I was too see muche of the Kinge’s Justice in
bothe its Terrible Anger and in its Gentle Kindeness in the weekes we made oure Slowe Progress through his Dominiones and I was thus able, through his Naturall Trust of my selfe, the Cawse of which I could nott wholly fathome, to dispute with him about the Proper Function of the Kinge and wee passed manie an Eveninge drinking sweete Wines and comparing the Guvernmantts of oure Twoe Nations. I have alwayes enjoied an uncommon Speede at the learning of Languages and my enlargeing Vocabularie, combined with the aforesaide Gesturall Language common to all the Races of Man, gave us much Reason for Merrimentt and Joye.

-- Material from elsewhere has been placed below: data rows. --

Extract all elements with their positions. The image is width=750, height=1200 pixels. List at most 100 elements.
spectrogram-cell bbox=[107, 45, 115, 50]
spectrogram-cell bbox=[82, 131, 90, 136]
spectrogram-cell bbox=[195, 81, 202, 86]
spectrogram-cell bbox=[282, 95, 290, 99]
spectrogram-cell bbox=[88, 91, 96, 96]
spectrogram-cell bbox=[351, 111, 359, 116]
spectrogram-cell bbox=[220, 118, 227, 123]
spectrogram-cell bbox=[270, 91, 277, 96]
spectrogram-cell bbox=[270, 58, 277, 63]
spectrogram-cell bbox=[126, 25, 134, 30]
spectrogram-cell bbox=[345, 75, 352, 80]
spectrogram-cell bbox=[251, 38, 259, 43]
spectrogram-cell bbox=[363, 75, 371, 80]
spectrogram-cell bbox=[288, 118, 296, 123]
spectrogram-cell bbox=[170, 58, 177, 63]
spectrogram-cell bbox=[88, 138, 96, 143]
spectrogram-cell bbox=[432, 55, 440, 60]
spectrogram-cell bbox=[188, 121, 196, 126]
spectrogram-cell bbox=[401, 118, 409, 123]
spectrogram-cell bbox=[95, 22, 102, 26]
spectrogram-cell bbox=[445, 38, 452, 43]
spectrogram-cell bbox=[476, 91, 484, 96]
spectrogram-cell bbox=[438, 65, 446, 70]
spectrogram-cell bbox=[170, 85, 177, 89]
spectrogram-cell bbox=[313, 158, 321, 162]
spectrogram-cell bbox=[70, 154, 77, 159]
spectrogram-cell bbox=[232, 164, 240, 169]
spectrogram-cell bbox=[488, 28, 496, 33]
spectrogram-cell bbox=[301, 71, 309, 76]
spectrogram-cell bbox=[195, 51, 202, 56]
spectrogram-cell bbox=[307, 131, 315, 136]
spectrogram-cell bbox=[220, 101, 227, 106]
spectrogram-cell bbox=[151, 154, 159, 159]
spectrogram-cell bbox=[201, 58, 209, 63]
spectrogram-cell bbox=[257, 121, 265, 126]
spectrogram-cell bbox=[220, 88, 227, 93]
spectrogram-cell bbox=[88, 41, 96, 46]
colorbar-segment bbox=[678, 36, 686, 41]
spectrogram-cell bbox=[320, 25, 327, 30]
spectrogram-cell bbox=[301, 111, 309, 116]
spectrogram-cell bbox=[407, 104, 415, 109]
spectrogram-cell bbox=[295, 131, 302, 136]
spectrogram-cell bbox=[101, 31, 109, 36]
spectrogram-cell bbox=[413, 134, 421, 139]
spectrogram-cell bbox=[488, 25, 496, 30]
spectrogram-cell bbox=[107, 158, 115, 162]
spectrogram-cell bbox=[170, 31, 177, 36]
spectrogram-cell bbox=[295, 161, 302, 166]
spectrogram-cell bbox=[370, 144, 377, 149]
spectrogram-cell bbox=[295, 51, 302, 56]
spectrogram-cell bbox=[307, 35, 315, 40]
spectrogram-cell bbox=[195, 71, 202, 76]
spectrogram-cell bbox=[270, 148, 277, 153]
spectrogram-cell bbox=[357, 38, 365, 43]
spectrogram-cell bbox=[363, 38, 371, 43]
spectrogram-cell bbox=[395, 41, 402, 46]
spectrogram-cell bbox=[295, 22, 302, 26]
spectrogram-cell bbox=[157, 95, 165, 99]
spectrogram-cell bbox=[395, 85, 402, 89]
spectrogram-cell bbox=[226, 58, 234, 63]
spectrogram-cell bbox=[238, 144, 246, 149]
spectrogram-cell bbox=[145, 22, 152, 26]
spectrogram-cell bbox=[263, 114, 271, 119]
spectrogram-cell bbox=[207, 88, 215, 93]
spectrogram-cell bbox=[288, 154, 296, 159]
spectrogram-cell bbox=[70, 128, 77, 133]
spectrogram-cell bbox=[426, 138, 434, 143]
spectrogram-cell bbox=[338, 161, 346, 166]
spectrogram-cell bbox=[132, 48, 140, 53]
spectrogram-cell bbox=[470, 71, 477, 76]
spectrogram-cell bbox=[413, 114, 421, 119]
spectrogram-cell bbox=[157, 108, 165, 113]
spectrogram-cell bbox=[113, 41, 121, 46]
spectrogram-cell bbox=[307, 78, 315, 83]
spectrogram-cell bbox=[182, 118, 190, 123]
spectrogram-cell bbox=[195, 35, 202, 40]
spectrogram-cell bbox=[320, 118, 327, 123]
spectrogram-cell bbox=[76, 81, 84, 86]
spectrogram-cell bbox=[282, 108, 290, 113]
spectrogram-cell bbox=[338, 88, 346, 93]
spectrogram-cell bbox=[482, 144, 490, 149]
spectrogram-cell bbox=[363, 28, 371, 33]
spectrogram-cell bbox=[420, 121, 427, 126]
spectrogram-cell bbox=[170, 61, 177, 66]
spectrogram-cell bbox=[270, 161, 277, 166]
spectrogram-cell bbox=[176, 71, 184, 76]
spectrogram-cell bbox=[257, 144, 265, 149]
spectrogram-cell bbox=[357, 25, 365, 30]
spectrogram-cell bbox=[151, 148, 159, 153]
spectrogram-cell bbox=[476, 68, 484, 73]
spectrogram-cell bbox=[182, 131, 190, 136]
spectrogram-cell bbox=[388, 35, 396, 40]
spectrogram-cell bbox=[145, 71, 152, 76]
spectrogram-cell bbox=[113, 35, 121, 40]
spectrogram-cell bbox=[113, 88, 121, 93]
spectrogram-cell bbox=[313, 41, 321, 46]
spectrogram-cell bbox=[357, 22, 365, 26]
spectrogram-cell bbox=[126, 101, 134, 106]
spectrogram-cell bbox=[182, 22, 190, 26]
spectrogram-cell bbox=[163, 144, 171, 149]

One daie wee tooke oure Reste in a Towne where onlie faire Wymen appeerd to greete us in the Streete. Att the arrivall of the Eveninge no Men had shewed themselves and soe I askd the Kinge howe it was thatt we had encountered no Men. Were theye awaye Hunttinge or carryeinge on other Activities proper onlie to Men thus giveinge Explanacion to their Absence. The Kinge tooke some Minutes to Respond and att firstt seemd quite Perplexed. This is a Towne, he explaind in due Tyme, where onlie Wymen lived. Haveinge said this he thought itt Sufficient and began to talk on other Matters. But I found no sufficiency in his Explanation and demanded of him the same Question. Hee then sayd thatt before even oure Enteringe he had beene Requird to aske Permissione of the Towneswymmin to Repayr here for the Nite and again, believing his Wordes enough, moved on to other Matters. The Kinge askinge Permission of his owne Subjeckts! The thought greatly troubled mee and I demanded whatt neede did a Kinge have to aske Permission. I asked whether here lived a Religious and Righteous Communitie much like the Nuns who live a Spare Lyfe in the Convents of deare England and soe requird Proteccion from the rowdie Entourage that ever followd the Kinge. These were nott Religious wymmen, the Kinge told mee. Indeed, they lived all together, eache beeinge Wife to everie other one soe if I asked, as I did at the Kinge’s request, to whome a faire Maiden was marryed, she would smile like a Cockette and Pointt to everie Womann in the Towne. I was muche Startled by this News and then Demanded further awnswear to my firstt Quescion. Whye did the Kinge require Permission. Though hee was Kinge, he tolde mee feeling muche abused by continuinge Questions, he was still subjeckt to the Wymmin of his State. Above him the Queene ruld and she had decreed that whatt-ever Towne be filld with onlie Wimmin shall live untoe its own Lawe, even above thatt of Herselfe or of the Kinge. I was muche surpirized and Pressd for further relacion of these Curious Lawes.